Defense was a completely different story, as expected. It was no secret heading into the season that Santana was one of the game’s worst defensive catchers. The effort was certainly there behind the plate, but the struggles continued nonetheless in 2013. He threw out just 17.7 % of basestealers, one of baseball’s worst marks and Santana’s worst of his career. Santana’s insufficiences behind the dish, paired along with the emergence of Yan Gomes as an all-around solid catcher, contributed to Santana spending most of the latter part of the season at first base and DH. Expect more of the same next year.
Final grade: B+
As the second piece of the Tribe’s offseason trade with the Blue Jays, Gomes arrived in Cleveland as little more than a backup option to Lou Marson. When Marson went down early in the season, the Indians brought Gomes up to take his place.

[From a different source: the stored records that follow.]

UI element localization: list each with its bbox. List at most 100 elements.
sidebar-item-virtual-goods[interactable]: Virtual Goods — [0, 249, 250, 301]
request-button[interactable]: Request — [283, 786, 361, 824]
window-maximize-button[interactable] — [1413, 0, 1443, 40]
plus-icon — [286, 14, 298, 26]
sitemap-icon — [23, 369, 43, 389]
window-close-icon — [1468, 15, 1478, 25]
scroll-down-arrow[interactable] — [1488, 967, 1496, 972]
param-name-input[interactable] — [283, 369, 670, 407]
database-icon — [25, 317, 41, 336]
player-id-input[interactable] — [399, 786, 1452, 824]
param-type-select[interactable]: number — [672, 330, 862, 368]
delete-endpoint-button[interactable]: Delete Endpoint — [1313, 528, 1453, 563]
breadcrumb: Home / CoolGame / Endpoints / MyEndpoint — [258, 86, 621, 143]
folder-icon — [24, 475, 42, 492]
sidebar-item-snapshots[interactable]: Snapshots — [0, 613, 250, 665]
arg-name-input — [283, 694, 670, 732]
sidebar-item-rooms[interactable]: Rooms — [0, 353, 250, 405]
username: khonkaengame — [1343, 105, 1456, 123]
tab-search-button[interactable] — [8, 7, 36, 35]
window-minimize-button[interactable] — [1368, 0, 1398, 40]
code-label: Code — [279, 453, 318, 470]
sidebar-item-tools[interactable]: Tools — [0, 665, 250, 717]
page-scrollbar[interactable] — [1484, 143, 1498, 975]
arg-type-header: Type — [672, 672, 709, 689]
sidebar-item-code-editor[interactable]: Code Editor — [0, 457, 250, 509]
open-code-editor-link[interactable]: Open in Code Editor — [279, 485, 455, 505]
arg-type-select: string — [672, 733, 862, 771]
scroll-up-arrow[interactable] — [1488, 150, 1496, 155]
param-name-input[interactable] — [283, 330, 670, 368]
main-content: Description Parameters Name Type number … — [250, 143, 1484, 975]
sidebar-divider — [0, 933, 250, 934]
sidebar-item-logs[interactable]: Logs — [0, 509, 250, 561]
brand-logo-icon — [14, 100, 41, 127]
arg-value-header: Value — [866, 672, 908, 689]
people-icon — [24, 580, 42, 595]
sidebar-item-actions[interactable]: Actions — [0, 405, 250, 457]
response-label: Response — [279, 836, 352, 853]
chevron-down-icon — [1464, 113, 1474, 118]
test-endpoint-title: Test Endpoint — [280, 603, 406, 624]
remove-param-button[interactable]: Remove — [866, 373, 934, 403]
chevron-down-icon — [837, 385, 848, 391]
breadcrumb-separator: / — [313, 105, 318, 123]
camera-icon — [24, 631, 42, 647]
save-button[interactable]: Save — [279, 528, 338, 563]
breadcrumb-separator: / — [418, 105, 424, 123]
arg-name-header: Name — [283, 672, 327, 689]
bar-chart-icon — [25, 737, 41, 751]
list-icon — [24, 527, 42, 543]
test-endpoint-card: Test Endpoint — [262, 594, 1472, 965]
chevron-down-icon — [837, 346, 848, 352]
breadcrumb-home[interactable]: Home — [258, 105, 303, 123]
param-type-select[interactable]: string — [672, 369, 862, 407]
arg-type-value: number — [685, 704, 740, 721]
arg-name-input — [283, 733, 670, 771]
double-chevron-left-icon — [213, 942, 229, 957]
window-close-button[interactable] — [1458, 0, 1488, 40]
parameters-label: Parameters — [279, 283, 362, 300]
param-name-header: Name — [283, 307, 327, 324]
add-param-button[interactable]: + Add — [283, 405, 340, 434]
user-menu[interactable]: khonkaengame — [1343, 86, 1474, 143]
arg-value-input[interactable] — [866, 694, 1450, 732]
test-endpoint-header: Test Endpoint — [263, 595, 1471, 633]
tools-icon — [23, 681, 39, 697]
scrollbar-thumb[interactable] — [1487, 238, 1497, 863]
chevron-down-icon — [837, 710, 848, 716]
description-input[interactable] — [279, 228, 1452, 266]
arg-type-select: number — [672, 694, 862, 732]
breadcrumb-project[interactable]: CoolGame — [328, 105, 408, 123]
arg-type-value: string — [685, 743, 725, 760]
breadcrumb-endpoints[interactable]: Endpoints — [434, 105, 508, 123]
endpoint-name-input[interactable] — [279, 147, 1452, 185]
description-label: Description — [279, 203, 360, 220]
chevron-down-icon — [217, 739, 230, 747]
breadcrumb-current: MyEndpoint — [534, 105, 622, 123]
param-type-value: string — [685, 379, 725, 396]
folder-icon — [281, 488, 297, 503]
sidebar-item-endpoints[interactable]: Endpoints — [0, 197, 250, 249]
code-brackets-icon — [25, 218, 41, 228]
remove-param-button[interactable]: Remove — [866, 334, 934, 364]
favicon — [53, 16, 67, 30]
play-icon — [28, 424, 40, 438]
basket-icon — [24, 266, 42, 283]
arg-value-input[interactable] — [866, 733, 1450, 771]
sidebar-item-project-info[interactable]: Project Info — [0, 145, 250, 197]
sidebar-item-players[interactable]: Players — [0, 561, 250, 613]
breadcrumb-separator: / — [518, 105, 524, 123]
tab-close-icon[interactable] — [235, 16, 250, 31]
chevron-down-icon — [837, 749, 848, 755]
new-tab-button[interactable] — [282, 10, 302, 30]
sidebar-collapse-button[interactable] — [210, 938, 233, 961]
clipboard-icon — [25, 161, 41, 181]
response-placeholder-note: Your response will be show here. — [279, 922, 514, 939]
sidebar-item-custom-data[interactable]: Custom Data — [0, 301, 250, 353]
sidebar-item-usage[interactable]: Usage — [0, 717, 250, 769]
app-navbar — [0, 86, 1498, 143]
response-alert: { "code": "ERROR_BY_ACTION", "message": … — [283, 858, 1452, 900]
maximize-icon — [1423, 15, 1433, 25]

In Toronto, Gomes exhausted his rookie eligibility by spending most of his 43 games played in 2012 at first base. There was uncertainty amongst the Indians’ coaching staff and front office as to whether the Brazilian prospect would be able to handle playing primarily at catcher. Gomes did more than just handle his duties, as he excelled in all areas of the position: game-calling, blocking, and throwing out basestealers – all areas where Santana struggled mightily.
Gomes threw out 40.8 % of runners, which ranked him fourth among catchers with more than 75 games played at the position. His presence behind the plate had an obvious impact on the club’s pitching staff, as well, a notion supported by his 3.59 catcher’s earned run average – a mark that ranked him ninth among catchers with more than 75 appearances. Compare that to Santana’s mark of 4.01.
The 26-year-old made serious strides at the plate in 2013, also, serving as one of the team’s most consistent bats all season long. Though he definitely needs to work on his patience at the plate (just 18 walks in 88 total games played), Gomes proved his worth as a legitimate offensive force by hitting .294 with 11 homers and 38 RBI.
If not for his brief appearance in the majors last season, there’s little doubt that Gomes would be a candidate for the American League Rookie of the Year award this year.
Final grade: A
The Giambino served as a spark plug for an Indians roster that was made up of a rather unorthodox mix of veterans and youngsters. As I’ve said all season long, Giambi was as close to a player-manager as we’re going to see in today’s modern era of baseball. A managerial opportunity awaits this well-traveled former AL MVP, but the big man’s already stated that he’s not quite ready to call it quits as a player just yet.
All good things from within the clubhouse and dugout aside, Giambi was mostly awful at the plate in 2013. He failed to reach the .200 average mark (.183) and struck out 56 times in just 186 at-bats. It can be said, however, that he showed the knack for delivering in the clutch that you might expect from a guy who has spent nearly 20 years in the big leagues, as he has. With runners in scoring position, the 42-year-old hit .271 while driving in 25 runs in just 48 such at-bats.
And who could forget his two incredibly dramatic walk-off home runs? He is now the oldest big leaguer to ever hit a walk-off homer, by the way (his second walk-off dinger in 2013 replaced the record set when he hit his first).
Giambi never saw the field defensively, and for good reason. I’d rather see Mark Reynolds out there again over Giambi (for those who care, Reynolds gets a generous D+ for his time spent in Cleveland this season).